Peirce-Cottler, Shayn M.
Professor, Biomedical Engineering
- BS, Biomedical Engineering, Johns Hopkins University
- PhD, Biomedical Engineering, University of Virginia
Biomedical Engineering, Biophysics, Biotechnology, Cardiovascular Biology, Computational Biology, Molecular Biology, Physiology, Structural Biology, Translational Science
Tissue Engineering and Regeneration, Computational Systems Biology, Vascular Growth and Remodeling, Stem Cell Therapies
The Important Role of the Microcirculation:
Every organ in the body is dependent on blood flow to provide the necessary oxygen and nutrients in order to stay alive. The circulatory system is responsible for delivering blood to and from all of the tissues, and the microcirculation is the set of the smallest blood vessels in the body. (Microvessels are less than 100 micrometers in diameter, and they can only be visualized using a microscope!) Our research is interested in understanding how microvessels grow and remodel during normal physiological development and in the setting of different important diseases where their involvement in disease progression is absolutely central, such as heart disease, peripheral vascular disease, diabetic retinopathy, cancer, and chronic wound formation.

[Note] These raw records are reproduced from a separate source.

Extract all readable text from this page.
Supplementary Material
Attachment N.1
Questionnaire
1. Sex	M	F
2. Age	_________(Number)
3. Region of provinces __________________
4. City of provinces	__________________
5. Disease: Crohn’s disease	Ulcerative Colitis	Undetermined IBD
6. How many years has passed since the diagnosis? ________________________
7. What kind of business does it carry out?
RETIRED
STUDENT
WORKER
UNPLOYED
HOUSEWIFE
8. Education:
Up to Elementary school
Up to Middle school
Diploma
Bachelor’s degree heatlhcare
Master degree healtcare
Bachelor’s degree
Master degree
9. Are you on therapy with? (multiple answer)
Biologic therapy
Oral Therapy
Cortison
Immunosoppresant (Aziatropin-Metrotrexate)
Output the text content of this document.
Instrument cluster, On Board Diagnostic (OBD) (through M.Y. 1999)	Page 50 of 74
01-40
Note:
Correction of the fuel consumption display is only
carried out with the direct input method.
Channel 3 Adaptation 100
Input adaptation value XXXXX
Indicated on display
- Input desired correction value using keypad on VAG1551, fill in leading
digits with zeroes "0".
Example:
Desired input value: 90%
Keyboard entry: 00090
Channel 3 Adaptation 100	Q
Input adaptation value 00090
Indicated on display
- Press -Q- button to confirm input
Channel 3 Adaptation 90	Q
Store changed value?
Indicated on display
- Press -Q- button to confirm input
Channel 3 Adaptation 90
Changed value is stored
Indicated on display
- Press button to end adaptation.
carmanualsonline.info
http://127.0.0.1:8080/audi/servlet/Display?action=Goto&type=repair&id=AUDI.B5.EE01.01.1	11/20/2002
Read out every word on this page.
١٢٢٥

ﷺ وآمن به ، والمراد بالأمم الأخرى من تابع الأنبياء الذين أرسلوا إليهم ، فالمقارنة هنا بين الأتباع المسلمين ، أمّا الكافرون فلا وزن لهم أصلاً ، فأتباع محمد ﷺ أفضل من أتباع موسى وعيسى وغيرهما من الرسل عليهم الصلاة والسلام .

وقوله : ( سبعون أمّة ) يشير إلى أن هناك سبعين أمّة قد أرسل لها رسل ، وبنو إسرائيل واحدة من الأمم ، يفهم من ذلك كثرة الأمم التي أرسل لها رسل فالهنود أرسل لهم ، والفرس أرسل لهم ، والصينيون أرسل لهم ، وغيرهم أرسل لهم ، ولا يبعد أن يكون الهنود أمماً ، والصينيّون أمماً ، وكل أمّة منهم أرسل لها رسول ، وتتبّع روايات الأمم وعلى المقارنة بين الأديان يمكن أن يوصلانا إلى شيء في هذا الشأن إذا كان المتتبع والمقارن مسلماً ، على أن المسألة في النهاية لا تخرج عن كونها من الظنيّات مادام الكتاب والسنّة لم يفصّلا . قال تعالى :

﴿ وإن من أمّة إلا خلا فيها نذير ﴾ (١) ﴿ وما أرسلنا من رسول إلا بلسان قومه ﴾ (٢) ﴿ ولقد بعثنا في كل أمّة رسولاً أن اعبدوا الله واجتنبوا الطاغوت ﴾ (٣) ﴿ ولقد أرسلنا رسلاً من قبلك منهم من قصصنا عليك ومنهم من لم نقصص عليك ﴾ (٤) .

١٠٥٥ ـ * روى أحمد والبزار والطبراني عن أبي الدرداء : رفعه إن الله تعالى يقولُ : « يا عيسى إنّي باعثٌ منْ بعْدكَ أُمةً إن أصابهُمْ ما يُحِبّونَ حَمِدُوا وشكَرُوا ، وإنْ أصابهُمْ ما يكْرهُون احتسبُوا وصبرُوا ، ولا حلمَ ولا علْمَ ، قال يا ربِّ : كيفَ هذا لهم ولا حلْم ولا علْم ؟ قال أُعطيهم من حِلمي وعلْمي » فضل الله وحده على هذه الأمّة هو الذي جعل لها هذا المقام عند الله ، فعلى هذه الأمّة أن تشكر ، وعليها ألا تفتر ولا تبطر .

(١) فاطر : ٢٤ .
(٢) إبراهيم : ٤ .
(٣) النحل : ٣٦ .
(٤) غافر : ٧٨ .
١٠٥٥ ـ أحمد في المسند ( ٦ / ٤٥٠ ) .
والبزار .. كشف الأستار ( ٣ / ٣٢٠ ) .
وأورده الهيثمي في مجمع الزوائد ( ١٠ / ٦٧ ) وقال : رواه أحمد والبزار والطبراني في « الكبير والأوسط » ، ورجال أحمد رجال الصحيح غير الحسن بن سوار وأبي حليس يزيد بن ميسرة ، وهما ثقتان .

The Microcirculation in Tissue Engineering and Regenerative Medicine:
We are are also interested in applying our knowledge of the microcirculation in order to grow new tissues (tissue engineering) and regenerate damaged tissues in the body (tissue regeneration). In fact, without a blood supply (ie. without microvessels) tissues beyond the small size of 1 cubic millimeter cannot survive in the body. Therefore, our research aims to address a critical bottleneck for all of tissue engineering and regenerative medicine aspirations: growing new functional and sustainable microvessels that can deliver blood to the tissues that we are trying to heal and/or replace.
Specific Research Goals:
The overarching goals of our research are to: 1) understand how tissues, or collections of biological cells and their extracellular matrix environment, grow and adapt in response to physiological and pathological environmental (i.e. biochemical and mechanical) stimuli, and 2) use this information to develop therapeutic strategies for invoking/promoting tissue regeneration and repair. We are predominantly interested in pursuing these goals within the context of the adult microvascular system, which is essential in many human diseases, including heart disease, cancer, and chronic wounds. All of our projects combine multi-cell computational modeling with experimental analyses.